Y del mismo modo que aquella extraña sombra vino, desapareció.

Aquello no pasó desapercibido y decidió que esa misma noche se colaría de nuevo para encontrar lo que fuese que escondieran allí. De todos modos, el descanso para él no existía desde hacía mucho.

Eran las doce. Las luces estaban apagadas y el único ruido audible era el de su respiración junto al de las hojas de los árboles moviéndose al ritmo del viento.

Forzó la cerradura de la puerta trasera y, con disimulo, entró por el pasillo. El sitio era tal y como lo recordaba, igual de poco acogedor, idénticamente horrible. Miles de recuerdos infelices resquebrajaron su cabeza. Pero eso no le distrajo de su misión principal: descubrir la verdad sobre su familia.

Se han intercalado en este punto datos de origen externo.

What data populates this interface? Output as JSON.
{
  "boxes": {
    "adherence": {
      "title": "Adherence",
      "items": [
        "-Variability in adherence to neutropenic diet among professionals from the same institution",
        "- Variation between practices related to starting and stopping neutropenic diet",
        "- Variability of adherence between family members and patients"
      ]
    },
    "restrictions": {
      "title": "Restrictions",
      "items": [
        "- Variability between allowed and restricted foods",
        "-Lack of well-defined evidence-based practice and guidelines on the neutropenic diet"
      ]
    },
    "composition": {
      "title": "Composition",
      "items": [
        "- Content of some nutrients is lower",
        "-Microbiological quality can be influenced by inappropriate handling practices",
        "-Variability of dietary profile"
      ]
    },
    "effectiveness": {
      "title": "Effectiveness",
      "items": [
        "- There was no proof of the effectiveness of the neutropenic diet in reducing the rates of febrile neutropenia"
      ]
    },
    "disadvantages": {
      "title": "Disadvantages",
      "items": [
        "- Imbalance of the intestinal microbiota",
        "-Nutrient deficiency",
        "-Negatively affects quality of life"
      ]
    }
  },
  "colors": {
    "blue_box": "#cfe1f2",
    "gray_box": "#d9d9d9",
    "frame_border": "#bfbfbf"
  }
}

Subió las gastadas escaleras de madera que crujían levemente tras sus pies, y entró al que era el despacho principal. Allí unas estanterías, que parecían estar apunto de desplomarse, almacenaban numerosos ficheros de todos los niños que alguna vez pasaron por allí. Jaime indagó entre los que habían llegado allí en el 1996, año en el que había nacido. A continuación, prosiguió buscando entre los niños de género masculino, y luego por orden alfabético, aquellos nombres que comenzaban por jota.

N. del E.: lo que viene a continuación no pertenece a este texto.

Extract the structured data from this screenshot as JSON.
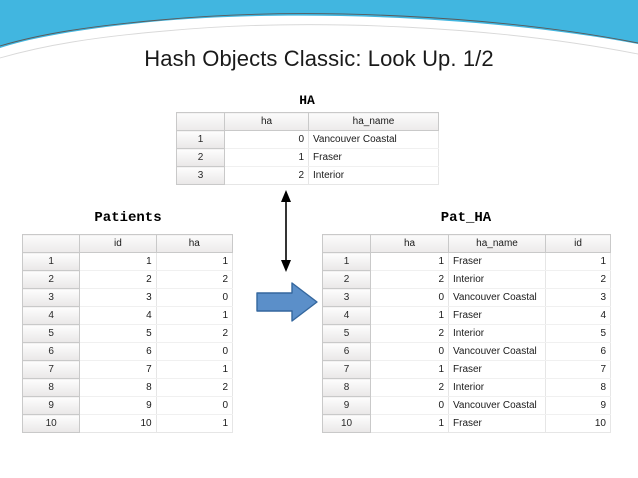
{
  "slide": {
    "title": "Hash Objects Classic: Look Up. 1/2",
    "banner_color": "#41b6e0",
    "banner_line_color": "#5a5a5a",
    "background": "#ffffff"
  },
  "arrows": {
    "vertical_double": "double-headed-vertical-arrow",
    "block_right": "blue-block-right-arrow",
    "block_arrow_fill": "#5b8fc9",
    "block_arrow_stroke": "#34679e"
  },
  "tables": {
    "ha": {
      "caption": "HA",
      "columns": [
        "",
        "ha",
        "ha_name"
      ],
      "rows": [
        {
          "n": "1",
          "ha": "0",
          "ha_name": "Vancouver Coastal"
        },
        {
          "n": "2",
          "ha": "1",
          "ha_name": "Fraser"
        },
        {
          "n": "3",
          "ha": "2",
          "ha_name": "Interior"
        }
      ]
    },
    "patients": {
      "caption": "Patients",
      "columns": [
        "",
        "id",
        "ha"
      ],
      "rows": [
        {
          "n": "1",
          "id": "1",
          "ha": "1"
        },
        {
          "n": "2",
          "id": "2",
          "ha": "2"
        },
        {
          "n": "3",
          "id": "3",
          "ha": "0"
        },
        {
          "n": "4",
          "id": "4",
          "ha": "1"
        },
        {
          "n": "5",
          "id": "5",
          "ha": "2"
        },
        {
          "n": "6",
          "id": "6",
          "ha": "0"
        },
        {
          "n": "7",
          "id": "7",
          "ha": "1"
        },
        {
          "n": "8",
          "id": "8",
          "ha": "2"
        },
        {
          "n": "9",
          "id": "9",
          "ha": "0"
        },
        {
          "n": "10",
          "id": "10",
          "ha": "1"
        }
      ]
    },
    "pat_ha": {
      "caption": "Pat_HA",
      "columns": [
        "",
        "ha",
        "ha_name",
        "id"
      ],
      "rows": [
        {
          "n": "1",
          "ha": "1",
          "ha_name": "Fraser",
          "id": "1"
        },
        {
          "n": "2",
          "ha": "2",
          "ha_name": "Interior",
          "id": "2"
        },
        {
          "n": "3",
          "ha": "0",
          "ha_name": "Vancouver Coastal",
          "id": "3"
        },
        {
          "n": "4",
          "ha": "1",
          "ha_name": "Fraser",
          "id": "4"
        },
        {
          "n": "5",
          "ha": "2",
          "ha_name": "Interior",
          "id": "5"
        },
        {
          "n": "6",
          "ha": "0",
          "ha_name": "Vancouver Coastal",
          "id": "6"
        },
        {
          "n": "7",
          "ha": "1",
          "ha_name": "Fraser",
          "id": "7"
        },
        {
          "n": "8",
          "ha": "2",
          "ha_name": "Interior",
          "id": "8"
        },
        {
          "n": "9",
          "ha": "0",
          "ha_name": "Vancouver Coastal",
          "id": "9"
        },
        {
          "n": "10",
          "ha": "1",
          "ha_name": "Fraser",
          "id": "10"
        }
      ]
    }
  }
}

«Javier, Jacinto… aquí estoy, Jaime Acosta». Acosta. Era la primera vez que sabía de aquel apellido. No pudo evitar derramar una lágrima, pero la emoción le duró poco. La ajada estantería había terminado por derrumbarse, y era cuestión de tiempo que le pillasen ‘in fraganti’.

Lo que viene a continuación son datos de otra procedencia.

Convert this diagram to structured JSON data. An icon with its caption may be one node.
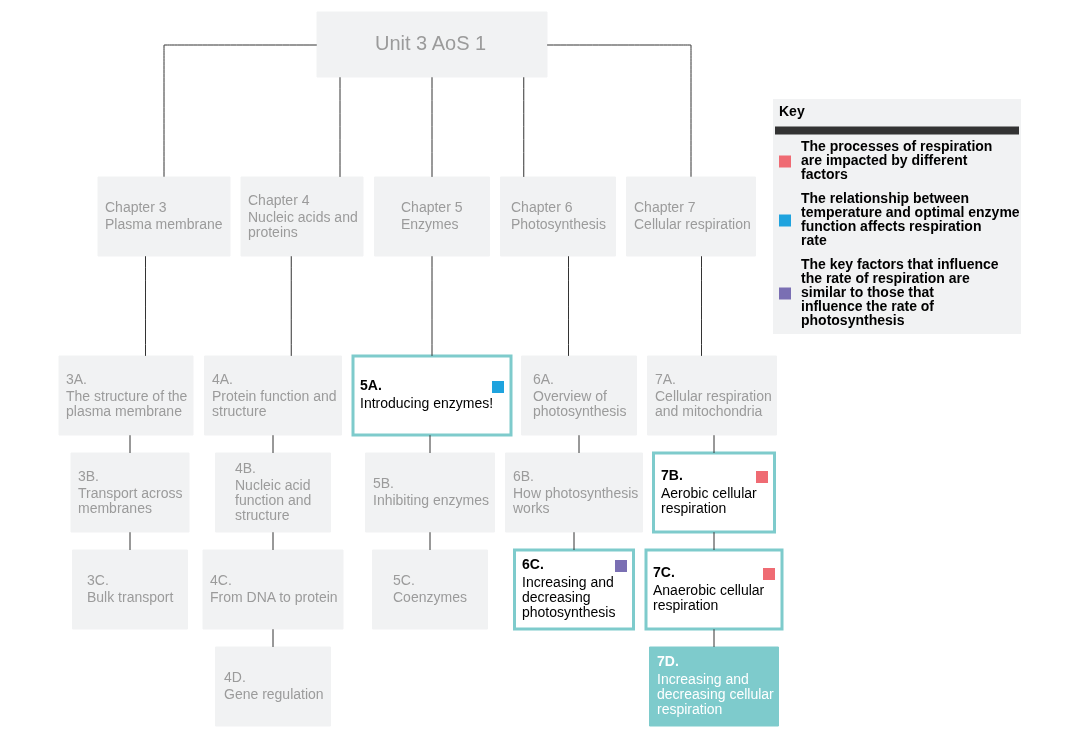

Cogió el dossier que contenía toda la información sobre su vida, y huyó tan rápido como pudo, sin mirar atrás. El corazón esta vez bombardeaba mucho más rápido que en sus pesadillas.

Tras llegar a casa su primer pensamiento fue para Laura, su terapeuta, con la que mantenía una estrecha amistad. Marcó su número y no dudó en llamarla.

– Tienes que venir, es urgente.

– Estás loco, Jaime. Te pedí que buscaras a tus padres, no que cometieras un delito. No hagas nada, voy para allá.

Así, decidieron abrir aquella carpeta juntos. En el interior, hallaron un sobre con una carta en la que se apreciaba la misma letra sobria que en la nota que portaba cuando fue abandonado.

«Para Jaime, mi hijo,

Si estás leyendo esto, es que has sido lo suficientemente valiente para descubrir la verdad. No les culpes, les imploré que jamás te contaran nada. Naciste con un hermano gemelo, Andrés. Murió en un accidente, pocos días después de nacer. Desde entonces, tu madre quedó sumida en una depresión que le llevó a odiarte. Pensaba que si tu hermano no vivía, tú tampoco tenías derecho a hacerlo. Intentó hacerte daño en varias ocasiones y tuve que protegerte, para salvarte de una muerte asegurada. Espero que algún día sepas perdonarme.

Quien te quiere, tu padre. Te seguiré en mis sueños».

Entendió entonces la crueldad de su sino, pero le fue suficiente con saber que alguna vez fue querido.

Esa noche Jaime durmió tranquilo, y pudo verle la cara a su padre, en sueños. Sintió un sosiego infinito. Había encontrado la paz.